Even with AI-related savings, $800 billion in additional revenue would need to be generated to fund the necessary data centers
Sources: OECD; S&P Global; Bain Cloud CIO Survey; IDC; Fortune; Gartner
The algorithms get better. When mathematical problems grow too complex or costly, step-change progress often comes not from incremental tuning but rather from entirely new algorithmic approaches. Innovations such as MapReduce (which popularized distributed data processing) and the Transformer architecture (which unlocked a more efficient way to process sequential data) exemplify this kind of breakthrough. Even at smaller scales, algorithmic innovation can unlock meaningful gains. In foundation models, techniques such as mixed-precision matrix computation improve training and inference efficiency. Logical methods, such as chain-of-thought prompting or large model distillation, boost performance while lowering computational load. DeepSeek is a recent example, pushing the compute efficiency frontier through smarter algorithmic design. Still, even with these innovations, the path forward requires a significant increase in infrastructure to reach the 100 gigawatts of additional compute power that will be needed.
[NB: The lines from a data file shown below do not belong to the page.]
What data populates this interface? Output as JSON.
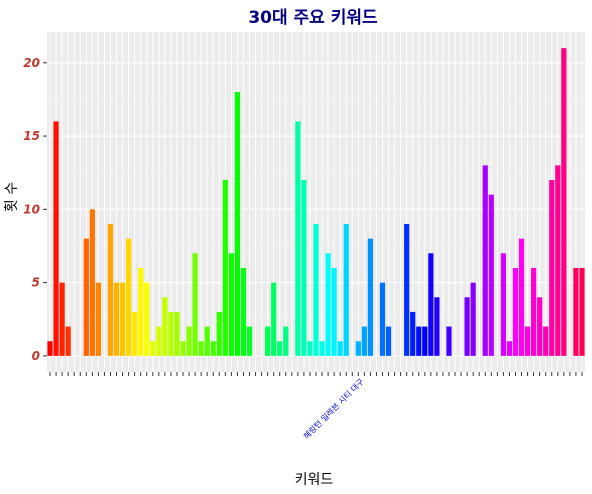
{
  "chart_data": {
    "type": "bar",
    "title": "30대 주요 키워드",
    "xlabel": "키워드",
    "ylabel": "횟 수",
    "ylim": [
      -1.1,
      22.1
    ],
    "yticks": [
      0,
      5,
      10,
      15,
      20
    ],
    "grid": true,
    "legend": "none",
    "annotations": [
      "혜링턴 일레븐 시티 대구"
    ],
    "values": [
      1,
      16,
      5,
      2,
      0,
      0,
      8,
      10,
      5,
      0,
      9,
      5,
      5,
      8,
      3,
      6,
      5,
      1,
      2,
      4,
      3,
      3,
      1,
      2,
      7,
      1,
      2,
      1,
      3,
      12,
      7,
      18,
      6,
      2,
      0,
      0,
      2,
      5,
      1,
      2,
      0,
      16,
      12,
      1,
      9,
      1,
      7,
      6,
      1,
      9,
      0,
      1,
      2,
      8,
      0,
      5,
      2,
      0,
      0,
      9,
      3,
      2,
      2,
      7,
      4,
      0,
      2,
      0,
      0,
      4,
      5,
      0,
      13,
      11,
      0,
      7,
      1,
      6,
      8,
      2,
      6,
      4,
      2,
      12,
      13,
      21,
      0,
      6,
      6
    ]
  }
}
Technological breakthroughs change the landscape. History is replete with unexpected leaps of progress in computational power. Sixty years of Moore’s law progress in semiconductors has given us handheld devices that far outperform the most powerful computers of the 1970s. Many speculate that quantum computing, for example, could displace the favored semiconductors trajectory of today, reducing the compute and power demands of tomorrow’s systems. Bain’s research suggests we are at least 10 to 15 years away from quantum computers stable enough to replace generative AI training and inference workloads. Other technological breakthroughs could include specially designed training and inference application-specific integrated circuits (ASICs), which could be more efficient than general purpose graphics processing units (GPUs), or new forms of memory or advanced packaging to improve power efficiency.
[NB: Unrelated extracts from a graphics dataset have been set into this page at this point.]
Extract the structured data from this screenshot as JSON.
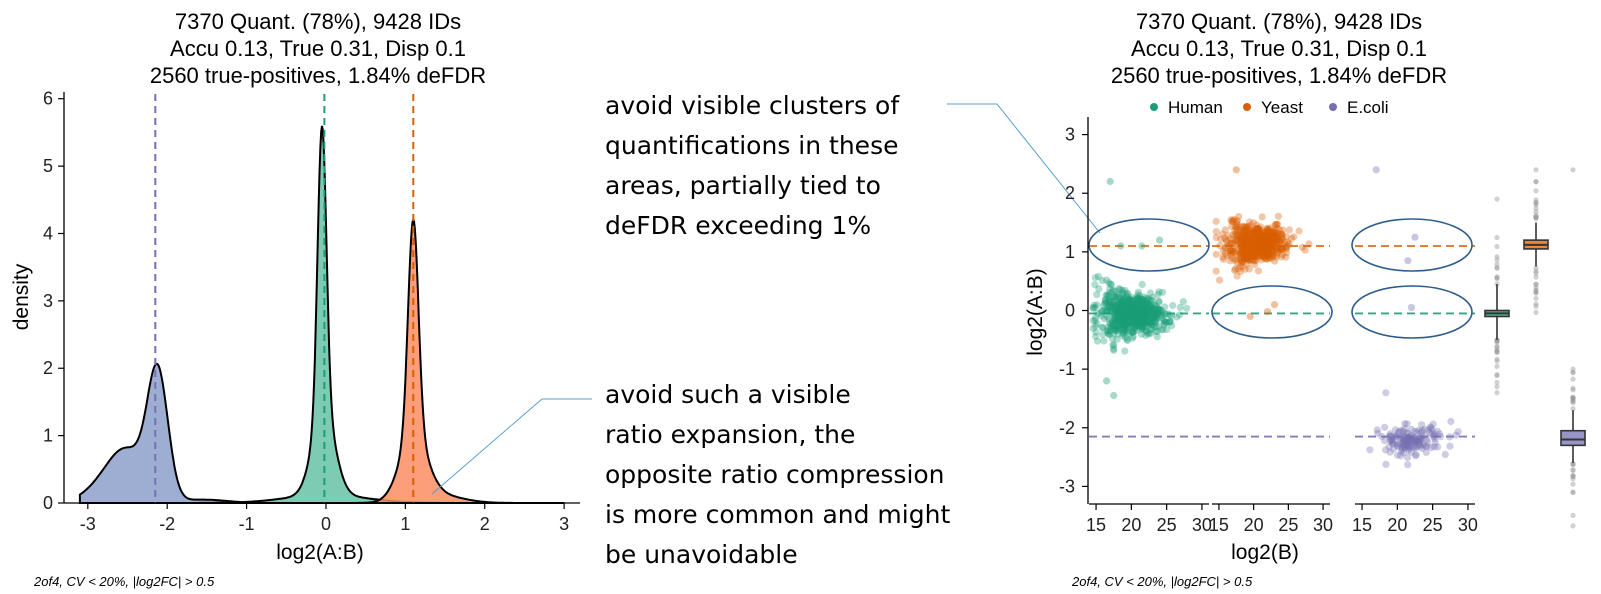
{
  "colors": {
    "human": "#1b9e77",
    "yeast": "#d95f02",
    "ecoli": "#7570b3",
    "human_fill": "#66c2a5",
    "yeast_fill": "#fc8d62",
    "ecoli_fill": "#8da0cb",
    "callout_line": "#5b9bd5",
    "ellipse": "#2e5d8a",
    "outlier": "#999999"
  },
  "chart_data": [
    {
      "type": "area",
      "title": [
        "7370 Quant. (78%), 9428 IDs",
        "Accu 0.13, True 0.31, Disp 0.1",
        "2560 true-positives, 1.84% deFDR"
      ],
      "xlabel": "log2(A:B)",
      "ylabel": "density",
      "xlim": [
        -3.3,
        3.2
      ],
      "ylim": [
        0,
        6.1
      ],
      "xticks": [
        -3,
        -2,
        -1,
        0,
        1,
        2,
        3
      ],
      "yticks": [
        0,
        1,
        2,
        3,
        4,
        5,
        6
      ],
      "expected_lines": [
        {
          "species": "E.coli",
          "x": -2.15
        },
        {
          "species": "Human",
          "x": -0.02
        },
        {
          "species": "Yeast",
          "x": 1.1
        }
      ],
      "series": [
        {
          "name": "E.coli",
          "peak_x": -2.12,
          "peak_density": 2.18,
          "shoulder_x": -2.55,
          "shoulder_density": 0.8
        },
        {
          "name": "Human",
          "peak_x": -0.05,
          "peak_density": 5.58
        },
        {
          "name": "Yeast",
          "peak_x": 1.1,
          "peak_density": 4.25
        }
      ],
      "footnote": "2of4, CV < 20%, |log2FC| > 0.5"
    },
    {
      "type": "scatter",
      "title": [
        "7370 Quant. (78%), 9428 IDs",
        "Accu 0.13, True 0.31, Disp 0.1",
        "2560 true-positives, 1.84% deFDR"
      ],
      "xlabel": "log2(B)",
      "ylabel": "log2(A:B)",
      "legend": [
        "Human",
        "Yeast",
        "E.coli"
      ],
      "legend_position": "top",
      "ylim": [
        -3.3,
        3.3
      ],
      "yticks": [
        -3,
        -2,
        -1,
        0,
        1,
        2,
        3
      ],
      "panels": [
        {
          "xlim": [
            14,
            31
          ],
          "xticks": [
            15,
            20,
            25,
            30
          ]
        },
        {
          "xlim": [
            14,
            31
          ],
          "xticks": [
            15,
            20,
            25,
            30
          ]
        },
        {
          "xlim": [
            14,
            31
          ],
          "xticks": [
            15,
            20,
            25,
            30
          ]
        }
      ],
      "reference_lines": [
        {
          "species": "Yeast",
          "y": 1.1
        },
        {
          "species": "Human",
          "y": -0.05
        },
        {
          "species": "E.coli",
          "y": -2.15
        }
      ],
      "clusters": [
        {
          "panel": 1,
          "species": "Human",
          "center_x": 20,
          "center_y": -0.05,
          "spread": 0.35,
          "n": 700
        },
        {
          "panel": 2,
          "species": "Yeast",
          "center_x": 20.5,
          "center_y": 1.15,
          "spread": 0.3,
          "n": 600
        },
        {
          "panel": 3,
          "species": "E.coli",
          "center_x": 22,
          "center_y": -2.2,
          "spread": 0.3,
          "n": 150
        }
      ],
      "boxplots": [
        {
          "species": "Human",
          "q1": -0.09,
          "median": -0.05,
          "q3": 0.0,
          "whisker_low": -0.5,
          "whisker_high": 0.45
        },
        {
          "species": "Yeast",
          "q1": 1.05,
          "median": 1.12,
          "q3": 1.2,
          "whisker_low": 0.75,
          "whisker_high": 1.5
        },
        {
          "species": "E.coli",
          "q1": -2.3,
          "median": -2.2,
          "q3": -2.05,
          "whisker_low": -2.6,
          "whisker_high": -1.7
        }
      ],
      "footnote": "2of4, CV < 20%, |log2FC| > 0.5"
    }
  ],
  "annotations": {
    "note_top": [
      "avoid visible clusters of",
      "quantifications in these",
      "areas, partially tied to",
      "deFDR exceeding 1%"
    ],
    "note_bottom": [
      "avoid such a visible",
      "ratio expansion, the",
      "opposite ratio compression",
      "is more common and might",
      "be unavoidable"
    ]
  }
}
Shortages hit the supply chain. It will be difficult to build data centers fast enough to meet rising demand given constraints in four areas: power supply, construction services, compute enablers (such as GPUs), and the limited supply of data center equipment (including electrical switchgear and advanced cooling). Of these, increasing the supply of electricity may be the most challenging as bringing new power generation, transmission, and distribution online in a highly regulated industry can take four years or longer.
While no single issue will solve this deep challenge, innovation, government support, and efficient markets are all factors that could help close the gap. AI has the potential not only to improve productivity but also to spur the development of new businesses and revolutionary technological advancements in areas as diverse as drug discovery, autonomous vehicles, and logistics. Such large shifts frequently unlock new value in the economy, and they could help produce the revenue needed for the necessary capex. However, without such innovations or breakthroughs, general progress could slow, and the field could be left to only those players in markets with adequate public funding.